Harvey also served as Deputy General Secretary for the United Methodist Committee on Relief (UMCOR). She was elected as a bishop by the South Central Jurisdiction in 2012.

Harvey said Houston has changed since she last worked in the Texas Annual Conference administrative building – and she has as well. “I come back with 10 years episcopal experience, two years experience in a general agency, and a whole new appreciation for the United Methodist Connection,” she said.

Her core values are integrity, accountability, courage and dedication to mission. “I’m committed to the work, and I’m committed to the people and building relationships that foster collegial growth and transformation,” Harvey said.

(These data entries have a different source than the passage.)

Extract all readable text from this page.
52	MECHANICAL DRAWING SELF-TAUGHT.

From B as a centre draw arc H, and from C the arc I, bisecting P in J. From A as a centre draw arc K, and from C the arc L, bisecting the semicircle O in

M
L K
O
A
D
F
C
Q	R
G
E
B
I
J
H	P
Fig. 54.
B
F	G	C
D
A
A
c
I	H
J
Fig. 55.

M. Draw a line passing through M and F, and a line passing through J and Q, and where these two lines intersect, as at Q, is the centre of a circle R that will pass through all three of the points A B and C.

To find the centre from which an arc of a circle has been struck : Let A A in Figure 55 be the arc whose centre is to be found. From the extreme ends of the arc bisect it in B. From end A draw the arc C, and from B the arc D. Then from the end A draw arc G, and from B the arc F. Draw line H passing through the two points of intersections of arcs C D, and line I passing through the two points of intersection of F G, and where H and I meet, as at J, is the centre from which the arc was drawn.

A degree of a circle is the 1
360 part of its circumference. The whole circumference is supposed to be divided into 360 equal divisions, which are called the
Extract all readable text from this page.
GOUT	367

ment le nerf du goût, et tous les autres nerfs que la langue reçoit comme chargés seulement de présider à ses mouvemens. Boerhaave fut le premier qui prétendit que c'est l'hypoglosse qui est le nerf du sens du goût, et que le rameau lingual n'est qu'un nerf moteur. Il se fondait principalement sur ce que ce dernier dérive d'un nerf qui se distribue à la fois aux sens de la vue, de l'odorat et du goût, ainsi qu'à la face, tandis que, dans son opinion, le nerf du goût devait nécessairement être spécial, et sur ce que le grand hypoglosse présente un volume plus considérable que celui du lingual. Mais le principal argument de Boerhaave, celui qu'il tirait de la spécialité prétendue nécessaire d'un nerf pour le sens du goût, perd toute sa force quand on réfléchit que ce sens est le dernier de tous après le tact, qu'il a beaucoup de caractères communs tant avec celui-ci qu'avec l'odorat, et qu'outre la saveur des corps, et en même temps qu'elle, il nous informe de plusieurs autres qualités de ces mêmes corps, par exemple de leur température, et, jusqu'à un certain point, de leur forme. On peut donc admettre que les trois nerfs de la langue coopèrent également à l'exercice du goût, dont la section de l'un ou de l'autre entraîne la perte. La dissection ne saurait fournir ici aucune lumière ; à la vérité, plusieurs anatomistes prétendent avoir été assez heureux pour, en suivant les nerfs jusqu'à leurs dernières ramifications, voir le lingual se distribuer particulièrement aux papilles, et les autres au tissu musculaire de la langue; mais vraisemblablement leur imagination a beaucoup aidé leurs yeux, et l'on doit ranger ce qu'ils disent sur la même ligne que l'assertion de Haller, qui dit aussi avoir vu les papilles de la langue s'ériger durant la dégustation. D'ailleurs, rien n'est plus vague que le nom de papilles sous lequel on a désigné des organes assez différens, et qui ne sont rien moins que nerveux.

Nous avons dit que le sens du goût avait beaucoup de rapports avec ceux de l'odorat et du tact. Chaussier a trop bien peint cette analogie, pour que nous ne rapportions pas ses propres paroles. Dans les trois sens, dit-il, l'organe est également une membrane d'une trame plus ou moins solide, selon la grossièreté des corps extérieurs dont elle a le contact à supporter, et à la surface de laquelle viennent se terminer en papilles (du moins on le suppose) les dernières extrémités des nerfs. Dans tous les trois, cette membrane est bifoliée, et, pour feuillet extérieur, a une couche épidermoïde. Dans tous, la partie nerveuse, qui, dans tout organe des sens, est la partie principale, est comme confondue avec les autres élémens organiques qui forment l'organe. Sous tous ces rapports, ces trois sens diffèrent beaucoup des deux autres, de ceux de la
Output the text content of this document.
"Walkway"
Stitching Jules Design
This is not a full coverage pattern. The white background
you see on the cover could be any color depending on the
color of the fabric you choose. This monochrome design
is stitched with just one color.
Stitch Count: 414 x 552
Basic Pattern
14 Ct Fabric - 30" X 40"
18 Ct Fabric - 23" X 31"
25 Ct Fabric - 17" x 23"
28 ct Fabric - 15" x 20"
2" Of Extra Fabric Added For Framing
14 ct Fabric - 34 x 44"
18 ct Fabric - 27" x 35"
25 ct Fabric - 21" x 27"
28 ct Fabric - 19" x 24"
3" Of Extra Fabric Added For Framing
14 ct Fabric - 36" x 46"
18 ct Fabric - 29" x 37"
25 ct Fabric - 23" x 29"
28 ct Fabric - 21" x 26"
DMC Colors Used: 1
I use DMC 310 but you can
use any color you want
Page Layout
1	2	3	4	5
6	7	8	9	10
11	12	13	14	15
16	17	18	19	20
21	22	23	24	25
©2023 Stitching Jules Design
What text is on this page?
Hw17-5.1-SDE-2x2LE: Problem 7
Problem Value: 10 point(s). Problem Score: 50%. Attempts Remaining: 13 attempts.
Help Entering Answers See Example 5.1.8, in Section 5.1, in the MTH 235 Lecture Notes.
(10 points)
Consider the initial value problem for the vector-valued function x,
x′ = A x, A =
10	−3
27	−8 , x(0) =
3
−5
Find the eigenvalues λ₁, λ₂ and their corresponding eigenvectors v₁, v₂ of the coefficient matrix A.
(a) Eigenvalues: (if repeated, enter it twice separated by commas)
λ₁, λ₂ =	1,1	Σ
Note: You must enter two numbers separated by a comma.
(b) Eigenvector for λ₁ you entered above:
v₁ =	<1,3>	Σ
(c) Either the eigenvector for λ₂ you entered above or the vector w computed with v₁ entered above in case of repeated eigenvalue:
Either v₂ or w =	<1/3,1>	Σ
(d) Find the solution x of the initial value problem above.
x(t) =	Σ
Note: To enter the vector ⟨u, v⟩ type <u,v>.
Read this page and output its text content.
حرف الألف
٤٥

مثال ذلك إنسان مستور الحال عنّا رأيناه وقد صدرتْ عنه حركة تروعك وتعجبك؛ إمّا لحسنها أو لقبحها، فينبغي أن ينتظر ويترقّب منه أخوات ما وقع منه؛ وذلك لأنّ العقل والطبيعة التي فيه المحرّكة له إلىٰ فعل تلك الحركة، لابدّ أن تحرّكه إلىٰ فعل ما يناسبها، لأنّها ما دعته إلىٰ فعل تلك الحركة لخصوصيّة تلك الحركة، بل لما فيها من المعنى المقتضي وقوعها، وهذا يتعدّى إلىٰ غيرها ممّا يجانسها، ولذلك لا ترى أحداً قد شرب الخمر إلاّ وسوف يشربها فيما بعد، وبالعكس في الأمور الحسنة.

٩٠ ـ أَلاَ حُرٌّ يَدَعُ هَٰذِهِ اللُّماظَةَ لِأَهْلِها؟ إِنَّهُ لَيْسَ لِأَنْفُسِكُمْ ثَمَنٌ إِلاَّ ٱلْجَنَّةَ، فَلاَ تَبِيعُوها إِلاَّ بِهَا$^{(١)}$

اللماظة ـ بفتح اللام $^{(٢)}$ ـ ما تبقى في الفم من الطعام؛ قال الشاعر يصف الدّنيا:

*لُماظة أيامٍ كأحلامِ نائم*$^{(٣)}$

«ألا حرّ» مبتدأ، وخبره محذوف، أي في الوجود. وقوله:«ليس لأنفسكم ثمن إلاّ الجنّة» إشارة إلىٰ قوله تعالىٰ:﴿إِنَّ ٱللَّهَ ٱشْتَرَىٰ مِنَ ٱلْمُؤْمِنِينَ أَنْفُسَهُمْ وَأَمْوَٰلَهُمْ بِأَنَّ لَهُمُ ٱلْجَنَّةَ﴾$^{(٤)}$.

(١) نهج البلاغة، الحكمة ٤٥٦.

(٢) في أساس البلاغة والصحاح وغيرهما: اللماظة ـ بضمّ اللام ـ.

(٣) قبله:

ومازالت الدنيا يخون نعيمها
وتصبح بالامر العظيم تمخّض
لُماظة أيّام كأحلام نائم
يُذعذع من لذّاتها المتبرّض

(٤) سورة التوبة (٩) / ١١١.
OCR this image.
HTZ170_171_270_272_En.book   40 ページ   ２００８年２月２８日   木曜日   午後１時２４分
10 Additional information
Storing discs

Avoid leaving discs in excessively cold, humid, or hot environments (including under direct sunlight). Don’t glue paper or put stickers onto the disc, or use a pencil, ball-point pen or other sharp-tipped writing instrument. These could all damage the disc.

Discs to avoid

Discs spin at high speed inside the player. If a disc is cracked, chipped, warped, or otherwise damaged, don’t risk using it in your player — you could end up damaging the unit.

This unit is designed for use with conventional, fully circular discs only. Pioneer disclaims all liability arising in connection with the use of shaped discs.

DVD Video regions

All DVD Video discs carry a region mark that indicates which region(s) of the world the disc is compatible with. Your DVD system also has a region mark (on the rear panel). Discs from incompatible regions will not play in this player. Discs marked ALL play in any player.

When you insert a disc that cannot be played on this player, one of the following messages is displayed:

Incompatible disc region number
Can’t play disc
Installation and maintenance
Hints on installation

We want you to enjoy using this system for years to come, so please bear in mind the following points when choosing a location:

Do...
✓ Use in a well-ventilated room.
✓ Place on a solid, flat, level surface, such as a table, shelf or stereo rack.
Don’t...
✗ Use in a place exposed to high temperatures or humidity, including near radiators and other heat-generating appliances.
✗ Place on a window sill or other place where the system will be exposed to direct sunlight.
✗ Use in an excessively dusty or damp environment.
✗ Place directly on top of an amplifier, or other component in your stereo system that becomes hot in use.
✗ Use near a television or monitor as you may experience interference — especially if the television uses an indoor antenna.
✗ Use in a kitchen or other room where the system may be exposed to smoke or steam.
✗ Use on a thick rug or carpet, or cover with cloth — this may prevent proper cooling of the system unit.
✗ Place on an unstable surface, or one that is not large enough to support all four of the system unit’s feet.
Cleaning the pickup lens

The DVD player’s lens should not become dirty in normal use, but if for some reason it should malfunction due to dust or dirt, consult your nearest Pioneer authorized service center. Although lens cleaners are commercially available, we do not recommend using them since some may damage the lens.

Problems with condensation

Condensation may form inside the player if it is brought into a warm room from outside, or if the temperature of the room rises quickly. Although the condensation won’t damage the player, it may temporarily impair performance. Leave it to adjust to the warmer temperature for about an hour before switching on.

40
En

Cultural diversity a priority

She is also adamant about diversity and inclusion. “We all have a place at this table,” she said. “Having been a person who didn’t always have a place at the table, sometimes, I had to make my own. I don’t want people to have to do that.”

Making room and giving voice to people of all backgrounds is essential, Harvey said. One of her goals is to build cultural competency, to help foster understanding, mutual respect and support.

She imagines the diversity of the Kingdom of Heaven. “Everybody is there,” she said. “That’s my image of the Conference. That’s my image of the UMC.”

Harvey explained that the Texas Annual Conference is in a time of transition. “And transitions take time,” she said. “It is not a matter of fixing everything or undoing anything. It is working together to shape a vibrant future for the Texas Annual Conference.”

She acknowledges that there is a sense of loss and that there must be time to grieve. “We’ve got to give each other space for that. Everybody grieves at a different pace and in a different way,” she said.

Harvey wants clergy and the Conference leadership to know that their work and dedication is not going unnoticed. She said, “Our clergy and laity are God’s beloved, and I want to communicate that as consistently and clearly as possible.”

“The Texas Annual Conference has always been a leader in the denomination,” she said. “How do we reclaim what it means to be United Methodists, what it means to be a Connectional church, what it means to respond to what God has placed in front of us?”

Harvey sees the Holy Spirit moving – and a Conference full of faithful followers of Jesus. She says, “We’ve never had this opportunity ever before. The canvas is pretty clean. What picture do we want to paint? It is certainly a picture of a future filled with sacred surprises through the Holy Spirit.”